2. This doctrine makes it possible to understand how the Trinity can remain incommunicable in essence and at the same time come and dwell within us, according to the promise of Christ (John xiv, 23). The presence is not a causal one, such as the divine omnipresence in creation; no more is it a presence according to the very essence–which is by definition incommunicable; it is a mode according to which the Trinity dwells in us by means of that in itself which is communicable–that is to say, by the energies which are common to the three hypostases, or, in other words, by grace–for it is by this name that we know the deifying energies which the Holy Spirit communicates to us. He who has the Spirit, who confers the gift, has at the same time the Son, through whom every gift is transmitted to us; he also has the Father, from whom comes every perfect gift. In receiving the gift–the deifying energies–one receives at the same time the indwelling of the Holy Trinity–inseparable from its natural energies and present in them in a different manner but none the less truly from that in which it is present in its nature.”

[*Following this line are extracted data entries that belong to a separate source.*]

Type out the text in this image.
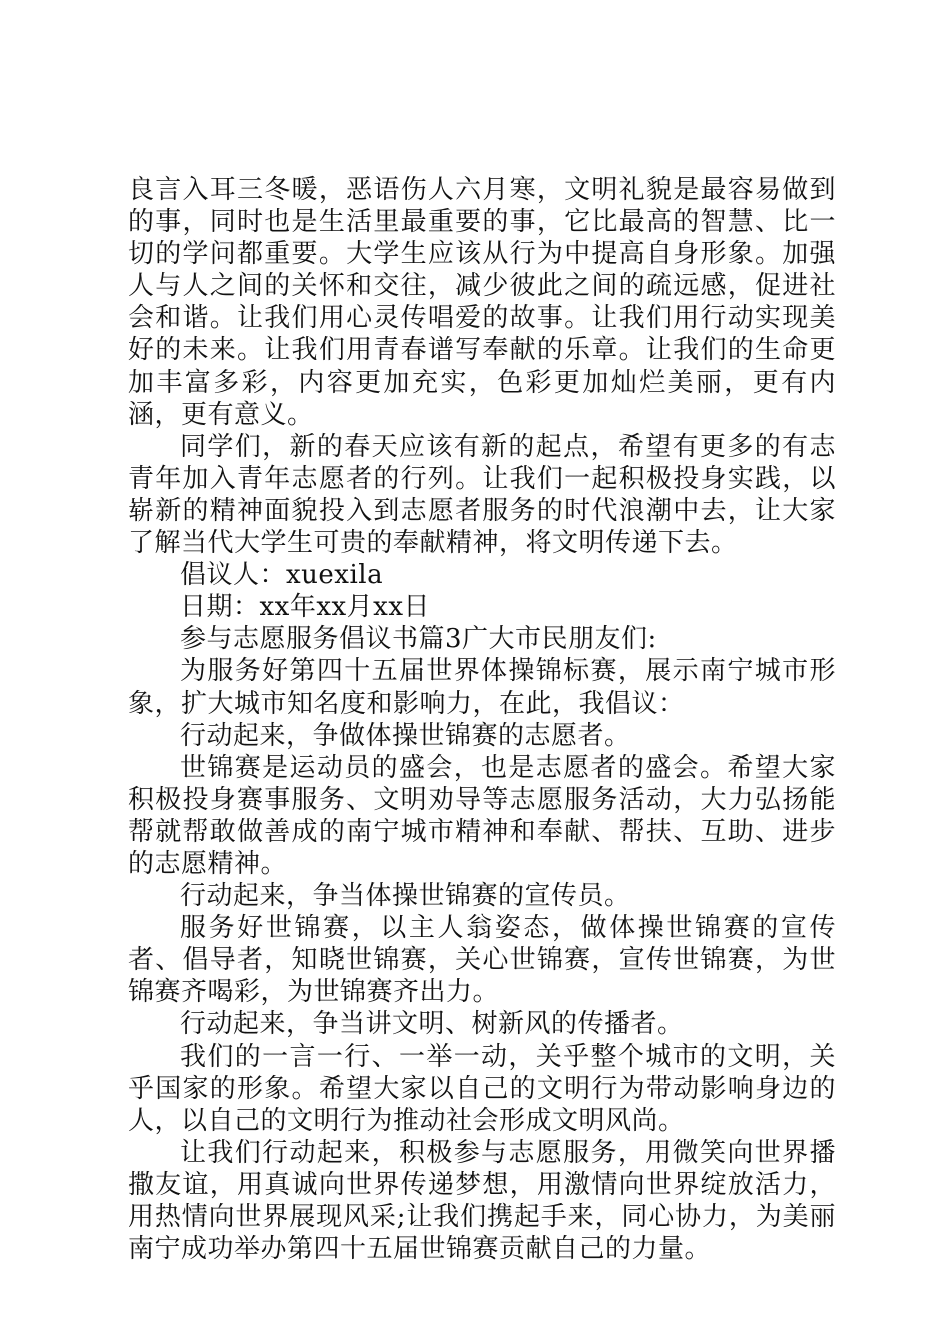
良言入耳三冬暖，恶语伤人六月寒，文明礼貌是最容易做到的事，同时也是生活里最重要的事，它比最高的智慧、比一切的学问都重要。大学生应该从行为中提高自身形象。加强人与人之间的关怀和交往，减少彼此之间的疏远感，促进社会和谐。让我们用心灵传唱爱的故事。让我们用行动实现美好的未来。让我们用青春谱写奉献的乐章。让我们的生命更加丰富多彩，内容更加充实，色彩更加灿烂美丽，更有内涵，更有意义。

同学们，新的春天应该有新的起点，希望有更多的有志青年加入青年志愿者的行列。让我们一起积极投身实践，以崭新的精神面貌投入到志愿者服务的时代浪潮中去，让大家了解当代大学生可贵的奉献精神，将文明传递下去。

倡议人：xuexila

日期：xx年xx月xx日

参与志愿服务倡议书篇3广大市民朋友们:

为服务好第四十五届世界体操锦标赛，展示南宁城市形象，扩大城市知名度和影响力，在此，我倡议：

行动起来，争做体操世锦赛的志愿者。

世锦赛是运动员的盛会，也是志愿者的盛会。希望大家积极投身赛事服务、文明劝导等志愿服务活动，大力弘扬能帮就帮敢做善成的南宁城市精神和奉献、帮扶、互助、进步的志愿精神。

行动起来，争当体操世锦赛的宣传员。

服务好世锦赛，以主人翁姿态，做体操世锦赛的宣传者、倡导者，知晓世锦赛，关心世锦赛，宣传世锦赛，为世锦赛齐喝彩，为世锦赛齐出力。

行动起来，争当讲文明、树新风的传播者。

我们的一言一行、一举一动，关乎整个城市的文明，关乎国家的形象。希望大家以自己的文明行为带动影响身边的人，以自己的文明行为推动社会形成文明风尚。

让我们行动起来，积极参与志愿服务，用微笑向世界播撒友谊，用真诚向世界传递梦想，用激情向世界绽放活力，用热情向世界展现风采;让我们携起手来，同心协力，为美丽南宁成功举办第四十五届世锦赛贡献自己的力量。
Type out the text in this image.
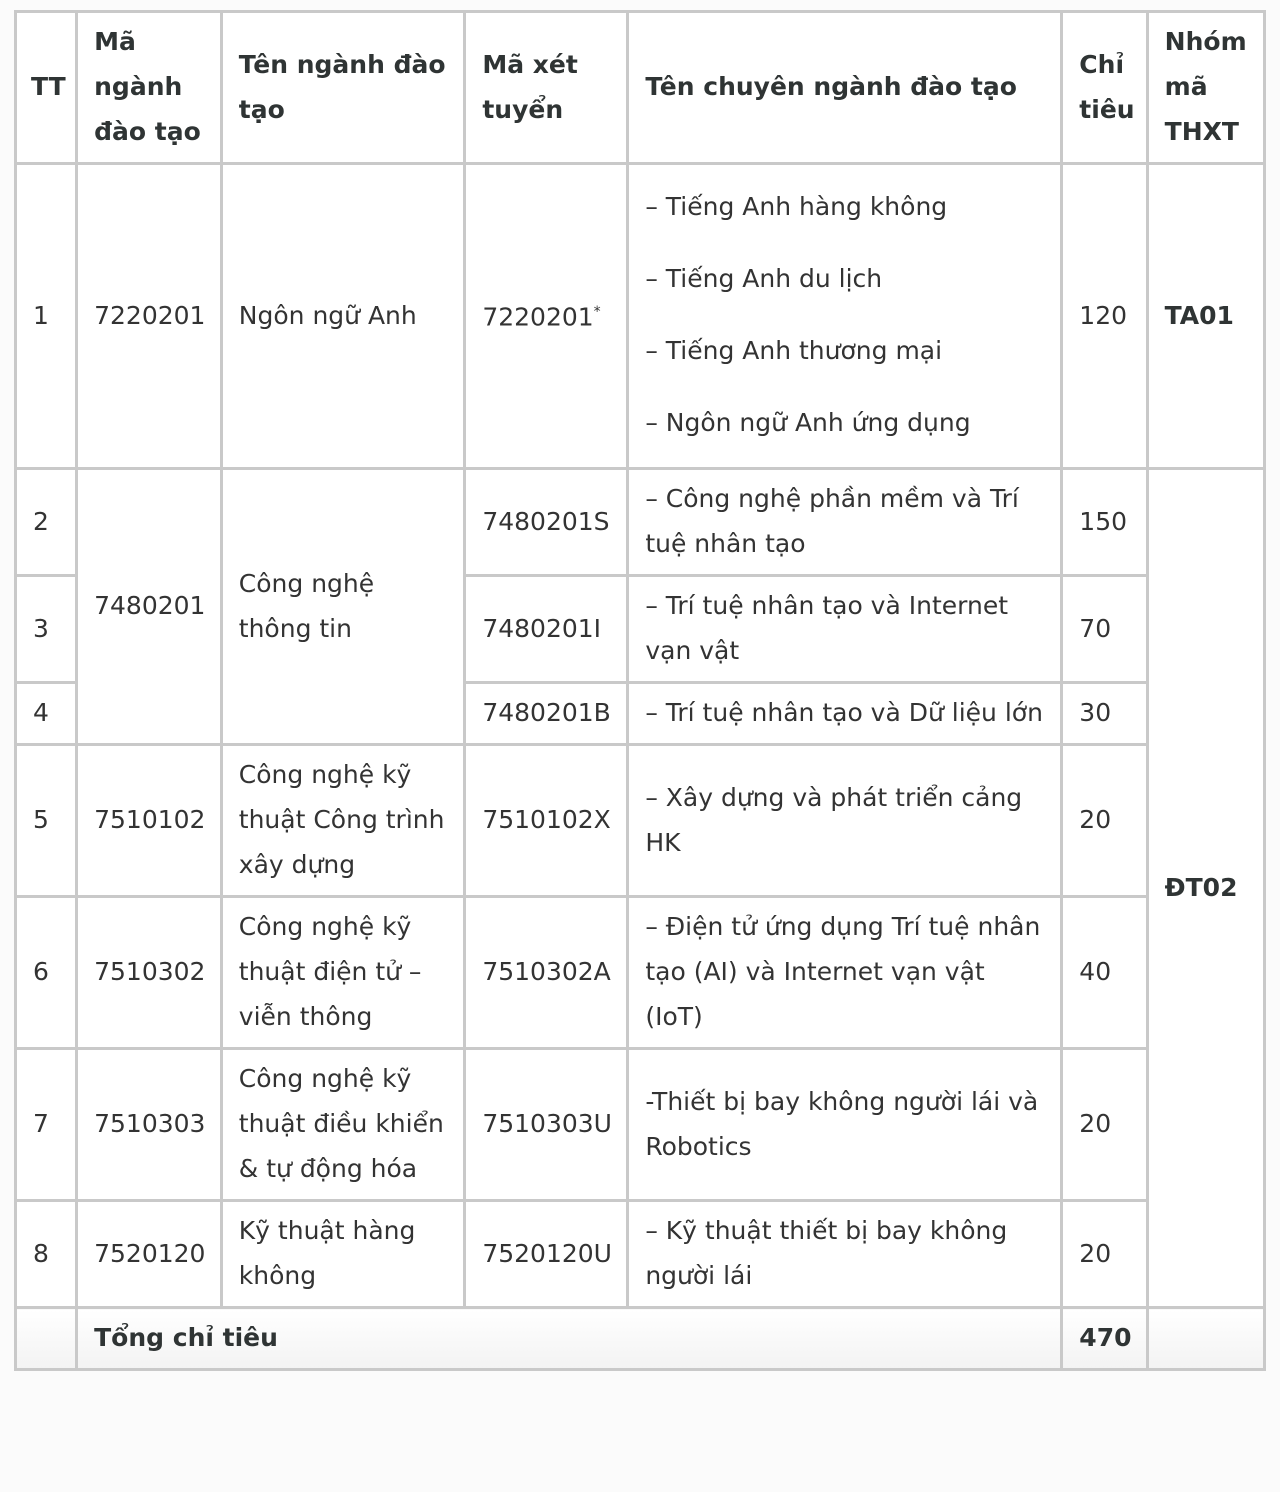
TT	Mã ngành đào tạo	Tên ngành đào tạo	Mã xét tuyển	Tên chuyên ngành đào tạo	Chỉ tiêu	Nhóm mã THXT
1	7220201	Ngôn ngữ Anh	7220201*	– Tiếng Anh hàng không
– Tiếng Anh du lịch
– Tiếng Anh thương mại
– Ngôn ngữ Anh ứng dụng	120	TA01
2	7480201	Công nghệ thông tin	7480201S	– Công nghệ phần mềm và Trí tuệ nhân tạo	150	ĐT02
3			7480201I	– Trí tuệ nhân tạo và Internet vạn vật	70	
4			7480201B	– Trí tuệ nhân tạo và Dữ liệu lớn	30	
5	7510102	Công nghệ kỹ thuật Công trình xây dựng	7510102X	– Xây dựng và phát triển cảng HK	20	
6	7510302	Công nghệ kỹ thuật điện tử – viễn thông	7510302A	– Điện tử ứng dụng Trí tuệ nhân tạo (AI) và Internet vạn vật (IoT)	40	
7	7510303	Công nghệ kỹ thuật điều khiển & tự động hóa	7510303U	-Thiết bị bay không người lái và Robotics	20	
8	7520120	Kỹ thuật hàng không	7520120U	– Kỹ thuật thiết bị bay không người lái	20	
	Tổng chỉ tiêu				470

So this is how God remains transcendent, yet immanent. This is how we participate in God, but we do not become the divine nature. We remain creatures for all eternity, just as the humanity of Christ was deified, but never loses the properties characteristic of human nature. The meaning of theosis, then, is based upon Christology and can only be made sense of of in terms of the essence – energy distinction, as it is the divine energy in Christ and not the divine nature itself that raises or deifies the humanity. This also means there is no “created” habitus or grace that causally effects the humanity in Christ. The only deifying done is by the divine operation/energy. This means absolute divine simplicity makes no sense in Christological dogma as well. How does an absolutely simple essence Incarnate? How does one of the relations within this absolutely simple essence take on humanity and act in a way the other Persons do not? If ADS is true, what raises or deifies the humanity in Christ – an subsequently us? Created grace? But a creature cannot save us – only divine life. Jesus promised in John 17 to give us the same glory that He shared with the Father before the creation of the world. Is that glory a mere created effect as per Thomism? Is it merely a temporal creation of God given to the elect? Clearly that is not what Jesus shared with the Father before the foundation of the world. Thus we must participate in an actual energy or operation of God – something fully and truly God, but not the divine substance itself.

This is why Pope St. Agatho wrote to the 6th Council as follows regarding the two energies in Christ (based on the Trinitarian energies):

“And we recognize that each one (of the two natures) of the one and the same incarnated, that is, humanated (humanati) Word of God is in him unconfusedly, inseparably and unchangeably, intelligence alone discerning a unity, to avoid the error of confusion. For we equally detest the blasphemy of division and of commixture. For when we confess two natures and two natural wills, and two natural operations (energies) in our one Lord Jesus Christ, we do not assert that they are contrary or opposed one to the other (as those who err from the path of truth and accuse the apostolic tradition of doing. Far be this impiety from the hearts of the faithful!), nor as though separated (per se separated) in two persons or subsistences, but we say that as the same our Lord Jesus Christ has two natures so also he has two natural wills and operations (energies), to wit, the divine and the human: the divine will and operation he has in common with the coessential Father from all eternity: the human, he has received from us, taken with our nature in time. This is the apostolic and evangelic tradition, which the spiritual mother of your most felicitous empire, the Apostolic Church of Christ, holds.”